La rédaction
Une semaine après sa signature, une lettre adressée au Président Tshisekedi par un groupe d'ambassadeurs occidentaux essentiellement, a commencé à circuler dans les réseaux sociaux.
Elle concerne la demande de la réouverture des écoles en RD Congo, fermées suite à la pandémie de COVID-19.
Injonction polie?
Souci pour l'avenir des enfants congolais?
Dénonciation d'une insuffisance de la Task Force congolaise de COVID-19?
Critique du niveau de fonctionnement des structures congolaises de l'enseignement qui ne semblent pas prendre à sa juste valeur le rôle de l'école dans la société?
Dénonciation de la gouvernance congolaise de la base jusqu'au sommet?
Quand les diplomates s'expriment, ils essaient souvent de dorer la pilule. Mais en grattant un peu, on s'aperçoit rapidement qu'il y a un malaise et que les raisons profondes sont souvent amères.
Et là, ce n'est pas un seul diplomate qui a écrit!
Ci-dessous la dite lettre. A chacun de se faire une opinion.
Kinshasa, le 03 février 2021
Excellence Monsieur le Président de la République,
Au nom des Etats et organisations que nous représentons, nous souhaitons porter à votre connaissance que nous souscrivons à l’appel que l’UNICEF a lancé le 14 janvier dernier au gouvernement congolais à prendre en compte la priorité que revêtent la réouverture des écoles et toutes les mesures de prévention pour les rendre aussi sûres que possible.
Nous aimerions, de prime abord, vous adresser nos sincères félicitations pour l’attention particulière que vous avez manifestée au secteur de l’éducation en faisant de la gratuité de l’enseignement une politique phare de développement et de justice sociale.
Excellence, nous comprenons et respectons pleinement les décisions prises par les autorités congolaises pour faire face à l’épidémie. Ces mesures ont été courageuses et ont permis de diminuer les risques de contamination. Nos pays et organisations vous ont appuyé et ont montré la solidarité internationale pour lutter contre cette épidémie. Nous continuerons à le faire.
Alors que le pays fait face à une seconde vague de l’épidémie qui appelle à une vigilance et un respect des gestes barrières accrus, nous souhaitons toutefois respectueusement attirer votre attention sur l’impact à court et long terme de la fermeture des écoles sur l’apprentissage, la socialisation et le bienêtre des enfants, dans la lignée de la déclaration de l’UNICEF.

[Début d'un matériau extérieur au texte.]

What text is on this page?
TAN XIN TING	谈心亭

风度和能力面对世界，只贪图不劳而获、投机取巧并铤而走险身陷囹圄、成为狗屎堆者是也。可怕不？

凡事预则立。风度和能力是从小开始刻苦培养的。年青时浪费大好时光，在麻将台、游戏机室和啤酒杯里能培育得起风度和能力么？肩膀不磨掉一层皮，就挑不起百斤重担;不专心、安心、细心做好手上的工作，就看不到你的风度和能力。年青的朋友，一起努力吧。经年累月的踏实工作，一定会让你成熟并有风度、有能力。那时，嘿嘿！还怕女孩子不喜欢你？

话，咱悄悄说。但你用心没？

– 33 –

Les arguments du plaidoyer de l’UNICEF pour la réouverture des écoles nous semblent en effet fondés et pertinents. Des études récentes indiquent aussi que la fermeture des écoles et garderies est peu susceptible d’être une mesure de contrôle efficace sur la transmission communautaire du COVID-19 en l’absence d’autres mesures pour renforcer la distanciation, telles que les restrictions des grands rassemblements ou la fermeture d’autres lieux de réunion. En outre, la fermeture des écoles ne fournit pas une protection supplémentaire significative de la santé des enfants. C’est pourquoi, dans de nombreux pays, la décision de fermer les écoles pour contrôler la pandémie du COVID-19 n’est utilisée qu’en dernier recours.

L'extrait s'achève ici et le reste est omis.